Mohrin Mary, Shin Jiyung, Liu Yufei, Brown Katharine, Luo Hanzhi, Xi Yannan, Haynes Cole M, Chen Danica
Program in Metabolic Biology, Nutritional Sciences and Toxicology, University of California, Berkeley, CA 94720, USA.
Department of Molecular and Cell Biology, University of California, Berkeley, CA 94720, USA.
Science. 2015 Mar 20;347(6228):1374-7. doi: 10.1126/science.aaa2361.

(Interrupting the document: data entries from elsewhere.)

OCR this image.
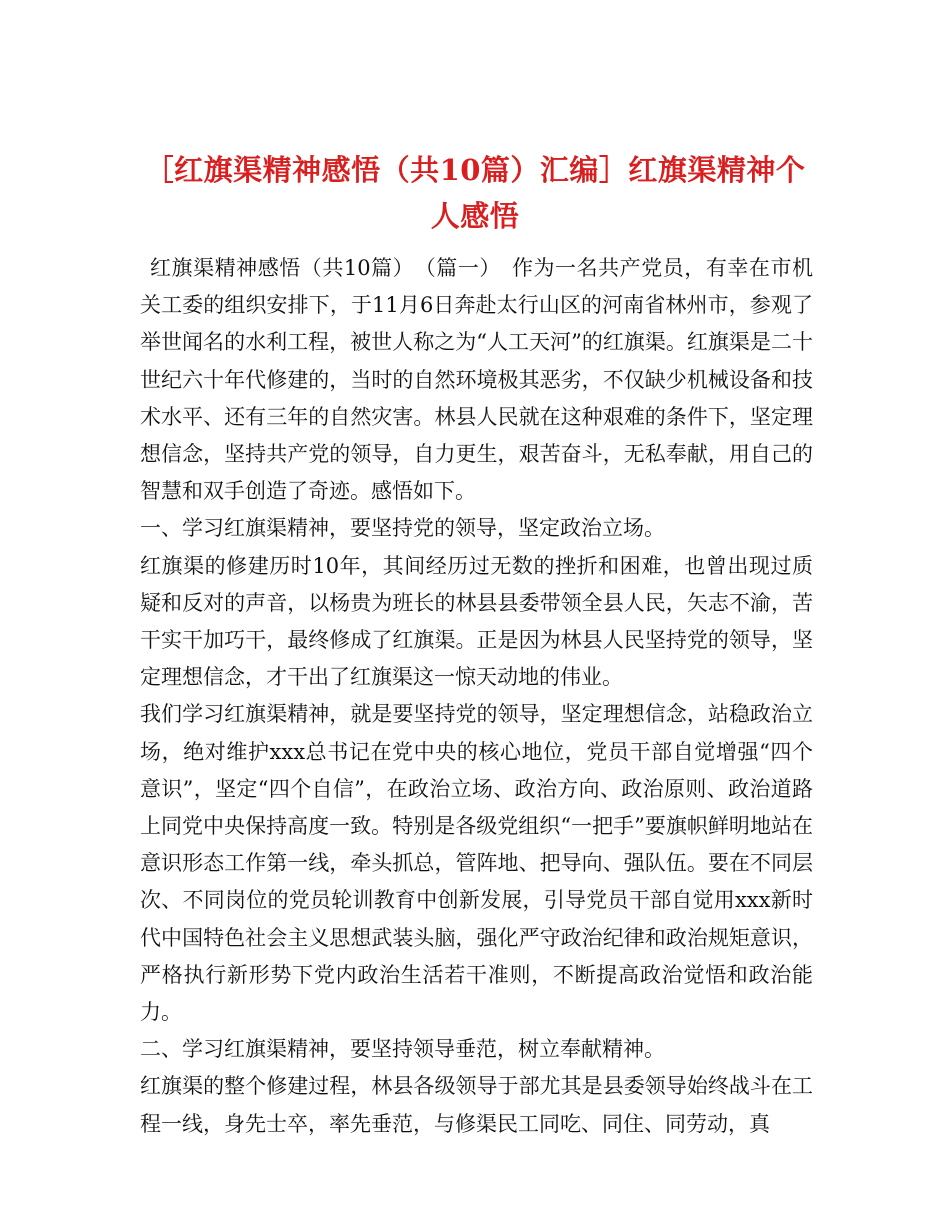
［红旗渠精神感悟（共10篇）汇编］红旗渠精神个人感悟

红旗渠精神感悟（共10篇）　（篇一）　作为一名共产党员，有幸在市机关工委的组织安排下，于11月6日奔赴太行山区的河南省林州市，参观了举世闻名的水利工程，被世人称之为“人工天河”的红旗渠。红旗渠是二十世纪六十年代修建的，当时的自然环境极其恶劣，不仅缺少机械设备和技术水平、还有三年的自然灾害。林县人民就在这种艰难的条件下，坚定理想信念，坚持共产党的领导，自力更生，艰苦奋斗，无私奉献，用自己的智慧和双手创造了奇迹。感悟如下。

一、学习红旗渠精神，要坚持党的领导，坚定政治立场。

红旗渠的修建历时10年，其间经历过无数的挫折和困难，也曾出现过质疑和反对的声音，以杨贵为班长的林县县委带领全县人民，矢志不渝，苦干实干加巧干，最终修成了红旗渠。正是因为林县人民坚持党的领导，坚定理想信念，才干出了红旗渠这一惊天动地的伟业。

我们学习红旗渠精神，就是要坚持党的领导，坚定理想信念，站稳政治立场，绝对维护xxx总书记在党中央的核心地位，党员干部自觉增强“四个意识”，坚定“四个自信”，在政治立场、政治方向、政治原则、政治道路上同党中央保持高度一致。特别是各级党组织“一把手”要旗帜鲜明地站在意识形态工作第一线，牵头抓总，管阵地、把导向、强队伍。要在不同层次、不同岗位的党员轮训教育中创新发展，引导党员干部自觉用xxx新时代中国特色社会主义思想武装头脑，强化严守政治纪律和政治规矩意识，严格执行新形势下党内政治生活若干准则，不断提高政治觉悟和政治能力。

二、学习红旗渠精神，要坚持领导垂范，树立奉献精神。

红旗渠的整个修建过程，林县各级领导于部尤其是县委领导始终战斗在工程一线，身先士卒，率先垂范，与修渠民工同吃、同住、同劳动，真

Deterioration of adult stem cells accounts for much of aging-associated compromised tissue maintenance. How stem cells maintain metabolic homeostasis remains elusive. Here, we identified a regulatory branch of the mitochondrial unfolded protein response (UPR(mt)), which is mediated by the interplay of SIRT7 and NRF1 and is coupled to cellular energy metabolism and proliferation. SIRT7 inactivation caused reduced quiescence, increased mitochondrial protein folding stress (PFS(mt)), and compromised regenerative capacity of hematopoietic stem cells (HSCs). SIRT7 expression was reduced in aged HSCs, and SIRT7 up-regulation improved the regenerative capacity of aged HSCs. These findings define the deregulation of a UPR(mt)-mediated metabolic checkpoint as a reversible contributing factor for HSC aging.
成体干细胞的衰退是衰老相关的组织维持功能受损的主要原因。干细胞如何维持代谢稳态仍不清楚。在这里,我们发现了线粒体未折叠蛋白反应(UPR(mt))的一个调控分支,它由SIRT7和NRF1的相互作用介导,并与细胞能量代谢和增殖相关联。SIRT7失活导致静止性降低、线粒体蛋白折叠应激(PFS(mt))增加以及造血干细胞(HSC)的再生能力受损。在衰老的HSC中SIRT7表达降低,而SIRT7的上调改善了衰老HSC的再生能力。这些发现确定了UPR(mt)介导的代谢检查点失调是HSC衰老的一个可逆促成因素。